生物学を学ぶ皆さんも、やっと安心して最後の審判を受けられるようになった。

 ローマ法王ヨハネ・パウロ2世が、23日に法王庁科学アカデミーに送った書簡で、Darwinの進化論を「既に仮説の域を超えており、カトリックの教えと矛盾しない」と表明したことが明らかとなった。これまで「神がヒトの起源であるアダムとイブを創造した」という聖書創世記を根拠に、「サルからヒトが進化した」と主張する進化論を認めなかった。この論争は、Darwinが1989年に進化論を体系付けて以来、続けられており、米国では特定の地域で進化論を小学校などで教えることを禁止しているほど。1950年にはピオ12世が進化論を初めて進化論を仮説と受け入れた。
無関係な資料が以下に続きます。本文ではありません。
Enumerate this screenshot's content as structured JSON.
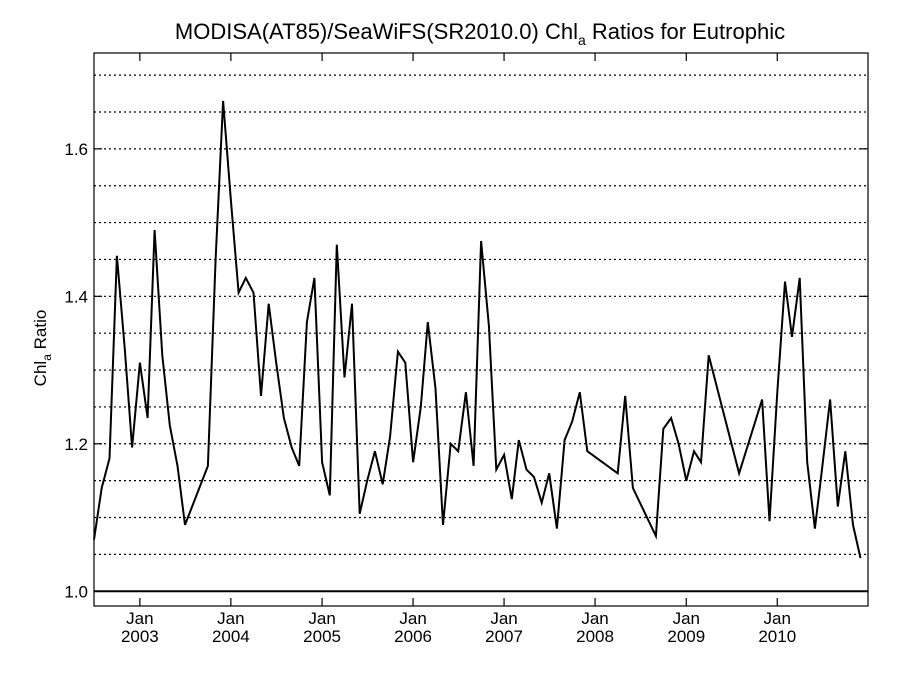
{
  "chart_data": {
    "type": "line",
    "title": {
      "prefix": "MODISA(AT85)/SeaWiFS(SR2010.0)  Chl",
      "subscript": "a",
      "suffix": " Ratios for Eutrophic"
    },
    "ylabel": {
      "main": "Chl",
      "subscript": "a",
      "rest": " Ratio"
    },
    "xlabel": "",
    "ylim": [
      0.98,
      1.73
    ],
    "xlim": [
      "2002-07-01",
      "2010-12-31"
    ],
    "y_ticks": [
      1.0,
      1.2,
      1.4,
      1.6
    ],
    "y_tick_labels": [
      "1.0",
      "1.2",
      "1.4",
      "1.6"
    ],
    "gridlines_y": [
      1.05,
      1.1,
      1.15,
      1.2,
      1.25,
      1.3,
      1.35,
      1.4,
      1.45,
      1.5,
      1.55,
      1.6,
      1.65,
      1.7
    ],
    "grid_style": "dotted horizontal",
    "reference_line": 1.0,
    "x_ticks": [
      {
        "date": "2003-01-01",
        "month": "Jan",
        "year": "2003"
      },
      {
        "date": "2004-01-01",
        "month": "Jan",
        "year": "2004"
      },
      {
        "date": "2005-01-01",
        "month": "Jan",
        "year": "2005"
      },
      {
        "date": "2006-01-01",
        "month": "Jan",
        "year": "2006"
      },
      {
        "date": "2007-01-01",
        "month": "Jan",
        "year": "2007"
      },
      {
        "date": "2008-01-01",
        "month": "Jan",
        "year": "2008"
      },
      {
        "date": "2009-01-01",
        "month": "Jan",
        "year": "2009"
      },
      {
        "date": "2010-01-01",
        "month": "Jan",
        "year": "2010"
      }
    ],
    "series": [
      {
        "color": "#000000",
        "points": [
          [
            "2002-07-01",
            1.07
          ],
          [
            "2002-08-01",
            1.14
          ],
          [
            "2002-09-01",
            1.18
          ],
          [
            "2002-10-01",
            1.455
          ],
          [
            "2002-11-01",
            1.33
          ],
          [
            "2002-12-01",
            1.195
          ],
          [
            "2003-01-01",
            1.31
          ],
          [
            "2003-02-01",
            1.235
          ],
          [
            "2003-03-01",
            1.49
          ],
          [
            "2003-04-01",
            1.32
          ],
          [
            "2003-05-01",
            1.225
          ],
          [
            "2003-06-01",
            1.17
          ],
          [
            "2003-07-01",
            1.09
          ],
          [
            "2003-10-01",
            1.17
          ],
          [
            "2003-11-01",
            1.45
          ],
          [
            "2003-12-01",
            1.665
          ],
          [
            "2004-01-01",
            1.53
          ],
          [
            "2004-02-01",
            1.405
          ],
          [
            "2004-03-01",
            1.425
          ],
          [
            "2004-04-01",
            1.405
          ],
          [
            "2004-05-01",
            1.265
          ],
          [
            "2004-06-01",
            1.39
          ],
          [
            "2004-07-01",
            1.31
          ],
          [
            "2004-08-01",
            1.235
          ],
          [
            "2004-09-01",
            1.195
          ],
          [
            "2004-10-01",
            1.17
          ],
          [
            "2004-11-01",
            1.365
          ],
          [
            "2004-12-01",
            1.425
          ],
          [
            "2005-01-01",
            1.175
          ],
          [
            "2005-02-01",
            1.13
          ],
          [
            "2005-03-01",
            1.47
          ],
          [
            "2005-04-01",
            1.29
          ],
          [
            "2005-05-01",
            1.39
          ],
          [
            "2005-06-01",
            1.105
          ],
          [
            "2005-07-01",
            1.15
          ],
          [
            "2005-08-01",
            1.19
          ],
          [
            "2005-09-01",
            1.145
          ],
          [
            "2005-10-01",
            1.21
          ],
          [
            "2005-11-01",
            1.325
          ],
          [
            "2005-12-01",
            1.31
          ],
          [
            "2006-01-01",
            1.175
          ],
          [
            "2006-02-01",
            1.25
          ],
          [
            "2006-03-01",
            1.365
          ],
          [
            "2006-04-01",
            1.275
          ],
          [
            "2006-05-01",
            1.09
          ],
          [
            "2006-06-01",
            1.2
          ],
          [
            "2006-07-01",
            1.19
          ],
          [
            "2006-08-01",
            1.27
          ],
          [
            "2006-09-01",
            1.17
          ],
          [
            "2006-10-01",
            1.475
          ],
          [
            "2006-11-01",
            1.36
          ],
          [
            "2006-12-01",
            1.165
          ],
          [
            "2007-01-01",
            1.185
          ],
          [
            "2007-02-01",
            1.125
          ],
          [
            "2007-03-01",
            1.205
          ],
          [
            "2007-04-01",
            1.165
          ],
          [
            "2007-05-01",
            1.155
          ],
          [
            "2007-06-01",
            1.12
          ],
          [
            "2007-07-01",
            1.16
          ],
          [
            "2007-08-01",
            1.085
          ],
          [
            "2007-09-01",
            1.205
          ],
          [
            "2007-10-01",
            1.23
          ],
          [
            "2007-11-01",
            1.27
          ],
          [
            "2007-12-01",
            1.19
          ],
          [
            "2008-04-01",
            1.16
          ],
          [
            "2008-05-01",
            1.265
          ],
          [
            "2008-06-01",
            1.14
          ],
          [
            "2008-09-01",
            1.075
          ],
          [
            "2008-10-01",
            1.22
          ],
          [
            "2008-11-01",
            1.235
          ],
          [
            "2008-12-01",
            1.2
          ],
          [
            "2009-01-01",
            1.15
          ],
          [
            "2009-02-01",
            1.19
          ],
          [
            "2009-03-01",
            1.175
          ],
          [
            "2009-04-01",
            1.32
          ],
          [
            "2009-08-01",
            1.16
          ],
          [
            "2009-11-01",
            1.26
          ],
          [
            "2009-12-01",
            1.095
          ],
          [
            "2010-01-01",
            1.27
          ],
          [
            "2010-02-01",
            1.42
          ],
          [
            "2010-03-01",
            1.345
          ],
          [
            "2010-04-01",
            1.425
          ],
          [
            "2010-05-01",
            1.175
          ],
          [
            "2010-06-01",
            1.085
          ],
          [
            "2010-07-01",
            1.17
          ],
          [
            "2010-08-01",
            1.26
          ],
          [
            "2010-09-01",
            1.115
          ],
          [
            "2010-10-01",
            1.19
          ],
          [
            "2010-11-01",
            1.09
          ],
          [
            "2010-12-01",
            1.045
          ]
        ]
      }
    ]
  }
}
今回の法王の一歩踏み込んだ決断は、欧米のキリスト教文化圏のバイオ研究者や生命科学者にとっては大きな意味を持つだろう。

 但し、24日付けのイタリア各紙の報道では、法王の書簡では「肉体の進化論は認めるものの、精神は神が授けたもので、進化論とは無関係」としており、急速に精神の座である脳にメスを入れつつあるバイオ技術は尚、法王の”怒り”に触れる可能性をはらんでいる。